Vu la procédure suivante :
Par une requête et un mémoire, enregistrés le 25 mai et le 20 juin 2022,
Mme A B, représenté par la S.E.L.A.F.A. Cabinet Cassel demande au juge des référés, sur le fondement de l'article L. 521-3 du code de justice administrative :
1°) d'enjoindre à la préfète du Val-de-Marne de lui donner un rendez-vous afin de retirer son récépissé de demande de titre de séjour dès la notification de l'ordonnance, sous astreinte de 100 euros par jour de retard ;
2°) de mettre à la charge de l'État la somme de 2 000 euros au titre de l'article L. 761-1 du code de justice administrative.
Par deux mémoires en défense, enregistrés le 10 et le 20 juin 2022, la préfète du
Val-de-Marne fait valoir qu'il n'y a pas lieu de statuer sur la requête dès lors qu'une date de rendez-vous a été fixée et demande le rejet des conclusions présentées au titre de l'article
L. 761-1 du code de justice administrative.
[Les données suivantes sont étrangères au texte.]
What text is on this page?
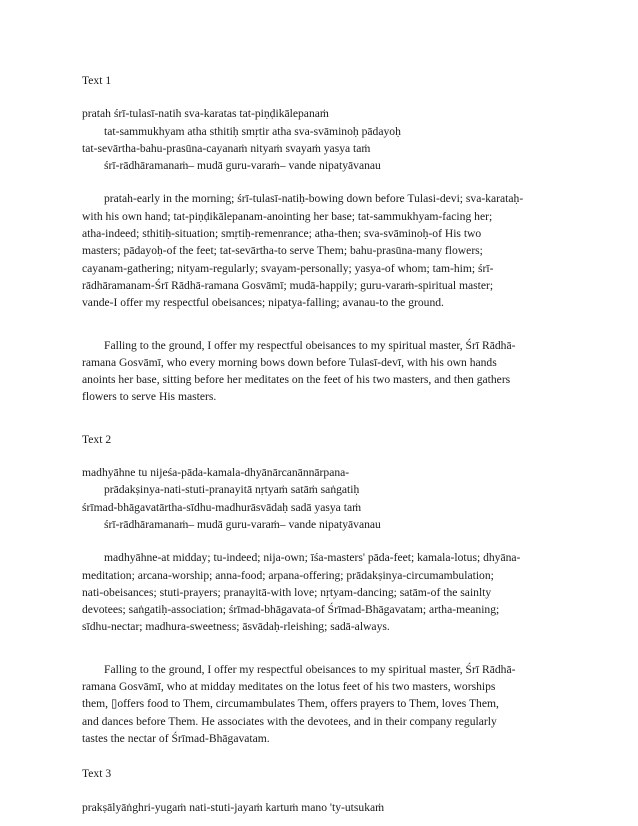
Text 1

pratah śrī-tulasī-natih sva-karatas tat-piṇḍikālepanaṁ

tat-sammukhyam atha sthitiḥ smṛtir atha sva-svāminoḥ pādayoḥ

tat-sevārtha-bahu-prasūna-cayanaṁ nityaṁ svayaṁ yasya taṁ

śrī-rādhāramanaṁ– mudā guru-varaṁ– vande nipatyāvanau

pratah-early in the morning; śrī-tulasī-natiḥ-bowing down before Tulasi-devi; sva-karataḥ-

with his own hand; tat-piṇḍikālepanam-anointing her base; tat-sammukhyam-facing her;

atha-indeed; sthitiḥ-situation; smṛtiḥ-remenrance; atha-then; sva-svāminoḥ-of His two

masters; pādayoḥ-of the feet; tat-sevārtha-to serve Them; bahu-prasūna-many flowers;

cayanam-gathering; nityam-regularly; svayam-personally; yasya-of whom; tam-him; śrī-

rādhāramanam-Śrī Rādhā-ramana Gosvāmī; mudā-happily; guru-varaṁ-spiritual master;

vande-I offer my respectful obeisances; nipatya-falling; avanau-to the ground.

Falling to the ground, I offer my respectful obeisances to my spiritual master, Śrī Rādhā-

ramana Gosvāmī, who every morning bows down before Tulasī-devī, with his own hands

anoints her base, sitting before her meditates on the feet of his two masters, and then gathers

flowers to serve His masters.

Text 2

madhyāhne tu nijeśa-pāda-kamala-dhyānārcanānnārpana-

prādakṣinya-nati-stuti-pranayitā nṛtyaṁ satāṁ saṅgatiḥ

śrīmad-bhāgavatārtha-sīdhu-madhurāsvādaḥ sadā yasya taṁ

śrī-rādhāramanaṁ– mudā guru-varaṁ– vande nipatyāvanau

madhyāhne-at midday; tu-indeed; nija-own; īśa-masters' pāda-feet; kamala-lotus; dhyāna-

meditation; arcana-worship; anna-food; arpana-offering; prādakṣinya-circumambulation;

nati-obeisances; stuti-prayers; pranayitā-with love; nṛtyam-dancing; satām-of the sainlty

devotees; saṅgatiḥ-association; śrīmad-bhāgavata-of Śrīmad-Bhāgavatam; artha-meaning;

sīdhu-nectar; madhura-sweetness; āsvādaḥ-rleishing; sadā-always.

Falling to the ground, I offer my respectful obeisances to my spiritual master, Śrī Rādhā-

ramana Gosvāmī, who at midday meditates on the lotus feet of his two masters, worships

them, ▯offers food to Them, circumambulates Them, offers prayers to Them, loves Them,

and dances before Them. He associates with the devotees, and in their company regularly

tastes the nectar of Śrīmad-Bhāgavatam.

Text 3

prakṣālyāṅghri-yugaṁ nati-stuti-jayaṁ kartuṁ mano 'ty-utsukaṁ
Vu les autres pièces du dossier.
Vu :
- le code de l'entrée et du séjour des étrangers et du droit d'asile ;
- le code de justice administrative.
Le président du tribunal a désigné M. Gonneau, vice-président, pour statuer sur les demandes de référés.
Considérant ce qui suit :
1. Aux termes de l'article L. 521-3 du code de justice administrative : " En cas d'urgence, et sur simple requête qui sera recevable même en l'absence de décision administrative préalable, le juge des référés peut ordonner toutes autres mesures utiles sans faire obstacle à l'exécution d'aucune décision administrative. ".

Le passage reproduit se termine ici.